Nel frattempo arriva anche un’anziana, la madre, suocera, nonna? Che rincara la dose delle offese, è carica di collane e bracciali come un albero di natale, è gente “regolare”, piccola media borghesia che si è comprata l’appartamento vista mare, gli insulti, dal più semplice “fatti i c…i tuoi” al resto, mi lasciano pressoché indifferente, ascolto un campionario collaudato che per metterlo insieme mi ci vorrebbe più tempo di quello che impiego per scrivere un articolo, sento una tristezza infinita per la piccolina, una sincera pena per la madre e ribrezzo per l’altra parente, per la sua ignoranza che rasenta la follia.
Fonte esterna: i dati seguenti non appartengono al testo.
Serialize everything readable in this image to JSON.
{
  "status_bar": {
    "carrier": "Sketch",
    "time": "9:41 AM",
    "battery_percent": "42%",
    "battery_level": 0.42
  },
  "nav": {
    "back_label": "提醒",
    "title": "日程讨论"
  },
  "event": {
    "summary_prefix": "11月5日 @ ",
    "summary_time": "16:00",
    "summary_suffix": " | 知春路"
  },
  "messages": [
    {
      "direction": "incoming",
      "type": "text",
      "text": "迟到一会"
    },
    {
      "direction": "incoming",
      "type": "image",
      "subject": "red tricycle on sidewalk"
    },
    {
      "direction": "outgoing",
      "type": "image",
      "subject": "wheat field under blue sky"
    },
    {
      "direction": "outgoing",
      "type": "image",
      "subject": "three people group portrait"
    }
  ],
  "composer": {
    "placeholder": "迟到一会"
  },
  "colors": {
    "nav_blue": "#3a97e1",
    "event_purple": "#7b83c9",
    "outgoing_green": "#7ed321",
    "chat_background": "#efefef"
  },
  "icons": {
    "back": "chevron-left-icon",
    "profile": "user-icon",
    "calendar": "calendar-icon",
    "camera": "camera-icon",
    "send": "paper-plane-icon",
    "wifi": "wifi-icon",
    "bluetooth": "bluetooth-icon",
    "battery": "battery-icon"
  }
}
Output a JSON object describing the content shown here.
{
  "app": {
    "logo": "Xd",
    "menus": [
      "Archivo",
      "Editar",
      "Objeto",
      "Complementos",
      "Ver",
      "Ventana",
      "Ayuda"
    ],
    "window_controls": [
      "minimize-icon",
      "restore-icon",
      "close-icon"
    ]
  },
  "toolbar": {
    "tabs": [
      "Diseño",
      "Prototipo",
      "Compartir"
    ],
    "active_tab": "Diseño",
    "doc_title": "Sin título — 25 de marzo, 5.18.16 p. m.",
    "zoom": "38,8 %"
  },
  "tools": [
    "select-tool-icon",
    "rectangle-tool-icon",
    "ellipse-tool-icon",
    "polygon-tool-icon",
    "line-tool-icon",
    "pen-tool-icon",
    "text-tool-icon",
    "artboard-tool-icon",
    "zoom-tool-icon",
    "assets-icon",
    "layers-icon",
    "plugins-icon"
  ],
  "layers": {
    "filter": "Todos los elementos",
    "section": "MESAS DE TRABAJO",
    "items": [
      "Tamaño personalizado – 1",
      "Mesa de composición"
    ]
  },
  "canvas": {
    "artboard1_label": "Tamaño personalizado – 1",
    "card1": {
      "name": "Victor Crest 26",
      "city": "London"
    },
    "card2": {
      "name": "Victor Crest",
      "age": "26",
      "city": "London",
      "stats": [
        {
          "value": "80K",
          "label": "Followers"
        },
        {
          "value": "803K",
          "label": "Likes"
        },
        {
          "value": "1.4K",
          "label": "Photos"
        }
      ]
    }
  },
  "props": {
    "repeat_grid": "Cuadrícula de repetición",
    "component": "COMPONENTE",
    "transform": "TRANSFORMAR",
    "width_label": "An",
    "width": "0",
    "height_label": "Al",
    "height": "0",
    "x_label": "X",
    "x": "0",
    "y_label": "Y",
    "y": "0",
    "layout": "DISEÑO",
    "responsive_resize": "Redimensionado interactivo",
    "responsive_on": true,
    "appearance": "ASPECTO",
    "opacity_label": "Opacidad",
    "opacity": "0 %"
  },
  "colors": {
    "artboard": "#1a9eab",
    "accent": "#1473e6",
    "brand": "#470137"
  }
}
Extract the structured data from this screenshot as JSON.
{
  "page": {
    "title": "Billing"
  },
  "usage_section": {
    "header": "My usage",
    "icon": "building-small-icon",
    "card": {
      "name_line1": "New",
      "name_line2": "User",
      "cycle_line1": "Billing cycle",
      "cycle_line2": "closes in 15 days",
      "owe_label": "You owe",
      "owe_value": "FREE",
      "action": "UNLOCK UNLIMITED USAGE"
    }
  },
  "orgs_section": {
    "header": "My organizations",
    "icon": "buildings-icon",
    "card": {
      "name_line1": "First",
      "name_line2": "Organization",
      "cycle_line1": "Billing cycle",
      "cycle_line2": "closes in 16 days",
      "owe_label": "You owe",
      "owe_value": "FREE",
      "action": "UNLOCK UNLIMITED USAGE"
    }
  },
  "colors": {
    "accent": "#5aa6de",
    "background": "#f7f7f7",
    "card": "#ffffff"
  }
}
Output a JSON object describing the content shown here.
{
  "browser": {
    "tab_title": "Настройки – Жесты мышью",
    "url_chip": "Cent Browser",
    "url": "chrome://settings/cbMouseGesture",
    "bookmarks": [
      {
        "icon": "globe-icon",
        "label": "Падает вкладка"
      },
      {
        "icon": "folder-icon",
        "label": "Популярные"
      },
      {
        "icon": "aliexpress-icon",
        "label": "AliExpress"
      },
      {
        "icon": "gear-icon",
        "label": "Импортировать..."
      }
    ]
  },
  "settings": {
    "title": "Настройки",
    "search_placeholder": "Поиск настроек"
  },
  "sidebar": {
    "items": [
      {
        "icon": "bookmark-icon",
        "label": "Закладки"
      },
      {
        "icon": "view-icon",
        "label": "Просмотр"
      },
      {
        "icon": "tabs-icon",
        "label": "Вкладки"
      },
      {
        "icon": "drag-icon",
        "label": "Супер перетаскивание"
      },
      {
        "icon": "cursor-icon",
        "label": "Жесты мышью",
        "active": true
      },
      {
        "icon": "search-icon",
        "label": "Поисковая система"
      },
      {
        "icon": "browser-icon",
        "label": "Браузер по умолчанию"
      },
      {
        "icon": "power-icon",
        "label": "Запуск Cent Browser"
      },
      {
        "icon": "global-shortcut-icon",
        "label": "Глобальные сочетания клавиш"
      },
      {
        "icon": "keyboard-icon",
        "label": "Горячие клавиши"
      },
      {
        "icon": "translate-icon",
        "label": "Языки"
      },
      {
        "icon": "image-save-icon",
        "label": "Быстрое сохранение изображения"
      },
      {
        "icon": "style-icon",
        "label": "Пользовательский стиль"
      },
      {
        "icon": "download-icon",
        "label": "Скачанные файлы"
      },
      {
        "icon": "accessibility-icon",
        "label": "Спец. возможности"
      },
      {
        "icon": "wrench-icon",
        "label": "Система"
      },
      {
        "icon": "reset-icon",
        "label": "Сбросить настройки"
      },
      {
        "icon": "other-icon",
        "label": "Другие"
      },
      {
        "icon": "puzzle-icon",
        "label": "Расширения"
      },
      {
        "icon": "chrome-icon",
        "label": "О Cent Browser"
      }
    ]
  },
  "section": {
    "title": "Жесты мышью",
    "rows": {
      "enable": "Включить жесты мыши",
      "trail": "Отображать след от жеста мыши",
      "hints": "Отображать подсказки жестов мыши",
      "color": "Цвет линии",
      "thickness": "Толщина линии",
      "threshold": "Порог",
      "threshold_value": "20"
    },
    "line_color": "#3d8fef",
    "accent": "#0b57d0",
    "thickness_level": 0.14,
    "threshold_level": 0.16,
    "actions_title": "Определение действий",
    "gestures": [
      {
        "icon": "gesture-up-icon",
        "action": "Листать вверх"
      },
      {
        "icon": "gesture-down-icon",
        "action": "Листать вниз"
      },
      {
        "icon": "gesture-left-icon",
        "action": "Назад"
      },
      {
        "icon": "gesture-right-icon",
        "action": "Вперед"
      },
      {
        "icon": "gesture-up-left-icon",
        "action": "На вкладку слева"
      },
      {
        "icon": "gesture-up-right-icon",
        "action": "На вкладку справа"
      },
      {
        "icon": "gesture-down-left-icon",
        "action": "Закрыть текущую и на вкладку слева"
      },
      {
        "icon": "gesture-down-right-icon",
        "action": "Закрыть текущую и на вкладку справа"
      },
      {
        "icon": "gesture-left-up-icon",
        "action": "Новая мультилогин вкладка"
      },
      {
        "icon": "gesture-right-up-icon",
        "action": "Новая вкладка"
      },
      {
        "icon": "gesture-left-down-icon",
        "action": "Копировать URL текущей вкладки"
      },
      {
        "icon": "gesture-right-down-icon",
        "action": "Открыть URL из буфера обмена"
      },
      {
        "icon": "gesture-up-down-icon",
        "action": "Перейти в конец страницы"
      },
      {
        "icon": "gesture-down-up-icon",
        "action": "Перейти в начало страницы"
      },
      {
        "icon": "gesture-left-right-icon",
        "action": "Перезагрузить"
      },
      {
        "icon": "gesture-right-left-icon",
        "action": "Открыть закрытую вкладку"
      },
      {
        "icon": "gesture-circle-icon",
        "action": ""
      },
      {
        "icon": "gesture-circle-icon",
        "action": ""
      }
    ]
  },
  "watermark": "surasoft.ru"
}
“Io la conosco “, mi fa “è quella dell’anno scorso” ah, ride sarcastica e giù discorsi farneticanti, già è vero sono quella dell’anno scorso… una bella giornata di luglio, primo pomeriggio, una famiglia felice che in vacanza abita uno di quegli appartamenti vista mare, lascia una specie di canoa, o forse solo una specie di tavola rigida, arancione, in acqua lì accanto ad uno scoglio, la casa è al di là della strada, torneranno dopo pranzo.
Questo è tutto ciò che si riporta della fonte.